Tesla Directors to Return $919M in Historic Pay Settlement

Facts

  • Tesla board members, including Chair Robyn Denholm and James Murdoch, received court approval for a $919M settlement requiring them to return compensation to resolve allegations of excessive pay.[1][2]
  • The settlement requires the directors to return $277M in cash and $459M in stock options, and forfeit additional options worth $184M for 2021-2023, with none of the settlements covered by insurance.[1][3]
  • Chancellor Kathaleen McCormick approved the settlement, which resolves a 2020 lawsuit filed by the Police and Fire Retirement System of the City of Detroit challenging director compensation from 2017 to 2020.[1][4]
  • The settlement — reportedly the second-largest ever in Delaware's Court of Chancery — also includes $176M in fees for the three law firms that brought the case and mandates new governance changes requiring shareholder approval for future director compensation.[1][5]
  • The compensation in question revolves around the directors' stock options, which surged to hundreds of millions of dollars as Tesla's stock increased ten-fold. Typical board member pay, as the average total compensation for S&P 500 company directors, is $327,096 in 2024.[1]
  • Meanwhile, the settlement did not see any of the directors admit to misconduct.[3]

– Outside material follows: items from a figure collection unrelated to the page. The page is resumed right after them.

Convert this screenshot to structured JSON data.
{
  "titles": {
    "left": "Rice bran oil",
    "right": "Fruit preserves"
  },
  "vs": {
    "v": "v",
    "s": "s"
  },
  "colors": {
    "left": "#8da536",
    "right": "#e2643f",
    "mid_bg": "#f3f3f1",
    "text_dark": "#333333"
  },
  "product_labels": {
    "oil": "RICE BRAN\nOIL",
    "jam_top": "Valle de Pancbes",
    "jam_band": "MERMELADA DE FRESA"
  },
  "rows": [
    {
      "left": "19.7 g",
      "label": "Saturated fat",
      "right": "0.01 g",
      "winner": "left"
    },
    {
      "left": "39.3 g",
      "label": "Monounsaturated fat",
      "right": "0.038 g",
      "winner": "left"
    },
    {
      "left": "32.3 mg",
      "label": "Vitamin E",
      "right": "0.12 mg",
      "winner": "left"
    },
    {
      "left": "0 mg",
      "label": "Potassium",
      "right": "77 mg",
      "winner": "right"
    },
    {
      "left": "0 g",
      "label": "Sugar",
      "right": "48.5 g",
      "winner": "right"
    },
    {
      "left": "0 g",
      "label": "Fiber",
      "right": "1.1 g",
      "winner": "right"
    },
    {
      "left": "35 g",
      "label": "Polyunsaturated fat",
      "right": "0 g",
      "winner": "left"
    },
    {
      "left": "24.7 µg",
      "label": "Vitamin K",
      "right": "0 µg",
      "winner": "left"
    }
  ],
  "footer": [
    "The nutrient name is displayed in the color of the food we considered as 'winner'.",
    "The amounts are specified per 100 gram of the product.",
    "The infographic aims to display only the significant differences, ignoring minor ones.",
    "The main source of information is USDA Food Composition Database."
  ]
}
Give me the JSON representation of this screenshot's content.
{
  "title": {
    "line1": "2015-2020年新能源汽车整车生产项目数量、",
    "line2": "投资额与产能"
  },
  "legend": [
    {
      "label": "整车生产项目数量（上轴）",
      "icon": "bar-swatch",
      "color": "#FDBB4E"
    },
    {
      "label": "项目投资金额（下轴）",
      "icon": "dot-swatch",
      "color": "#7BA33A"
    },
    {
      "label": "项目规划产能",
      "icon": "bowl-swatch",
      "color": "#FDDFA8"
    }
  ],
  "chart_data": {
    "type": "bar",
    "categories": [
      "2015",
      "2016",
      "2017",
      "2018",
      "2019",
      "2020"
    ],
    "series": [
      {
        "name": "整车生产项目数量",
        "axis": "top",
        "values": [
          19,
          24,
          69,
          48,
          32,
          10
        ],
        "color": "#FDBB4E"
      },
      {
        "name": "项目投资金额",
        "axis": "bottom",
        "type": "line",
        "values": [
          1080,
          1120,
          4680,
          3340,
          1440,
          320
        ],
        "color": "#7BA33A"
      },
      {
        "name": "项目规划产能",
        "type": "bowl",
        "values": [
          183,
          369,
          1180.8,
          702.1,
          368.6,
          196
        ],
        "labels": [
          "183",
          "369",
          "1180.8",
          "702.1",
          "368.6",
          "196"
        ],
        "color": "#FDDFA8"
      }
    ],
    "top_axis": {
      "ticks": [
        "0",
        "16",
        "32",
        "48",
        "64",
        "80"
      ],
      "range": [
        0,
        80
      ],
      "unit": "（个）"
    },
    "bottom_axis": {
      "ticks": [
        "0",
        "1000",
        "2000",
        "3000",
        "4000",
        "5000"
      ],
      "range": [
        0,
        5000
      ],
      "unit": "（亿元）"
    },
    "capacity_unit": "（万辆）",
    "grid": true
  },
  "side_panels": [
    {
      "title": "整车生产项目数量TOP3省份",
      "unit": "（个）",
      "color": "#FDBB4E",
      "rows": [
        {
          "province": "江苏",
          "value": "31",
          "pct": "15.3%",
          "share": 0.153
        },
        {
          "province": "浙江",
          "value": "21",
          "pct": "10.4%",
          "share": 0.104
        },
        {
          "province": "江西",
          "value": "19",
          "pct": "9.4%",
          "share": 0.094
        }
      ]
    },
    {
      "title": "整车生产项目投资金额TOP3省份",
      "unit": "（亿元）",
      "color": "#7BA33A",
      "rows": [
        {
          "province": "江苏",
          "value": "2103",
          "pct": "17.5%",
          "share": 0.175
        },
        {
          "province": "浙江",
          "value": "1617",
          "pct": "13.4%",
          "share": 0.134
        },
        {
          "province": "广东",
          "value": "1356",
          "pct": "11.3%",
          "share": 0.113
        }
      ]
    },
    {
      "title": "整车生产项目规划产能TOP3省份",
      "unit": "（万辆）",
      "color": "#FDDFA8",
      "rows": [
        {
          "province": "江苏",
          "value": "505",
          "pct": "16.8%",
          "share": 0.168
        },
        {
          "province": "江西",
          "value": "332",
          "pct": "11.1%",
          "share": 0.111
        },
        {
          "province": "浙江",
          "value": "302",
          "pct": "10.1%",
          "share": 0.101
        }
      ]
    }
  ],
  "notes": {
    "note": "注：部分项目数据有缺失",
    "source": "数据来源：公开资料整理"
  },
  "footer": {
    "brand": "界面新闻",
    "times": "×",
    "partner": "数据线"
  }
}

Sources: [1]CNN, [2]TechCrunch, [3]Reuters, [4]Washington Times and [5]Fortune.

Narratives

  • Narrative A, as provided by Benzinga and The National News. The compensation packages were justified given Tesla's extraordinary performance, with the stock value increasing tenfold during the period in question, reflecting the directors' contributions to the company's success. Tesla should consider contesting this decision to protect its ability to reward success.
  • Narrative B, as provided by CNN and Fortune. The excessive compensation represented a breach of fiduciary duty, far surpassing industry standards and demonstrating poor corporate governance. It is clear that Tesla's board overpayed itself, and it is only right that the directors are required to return this money.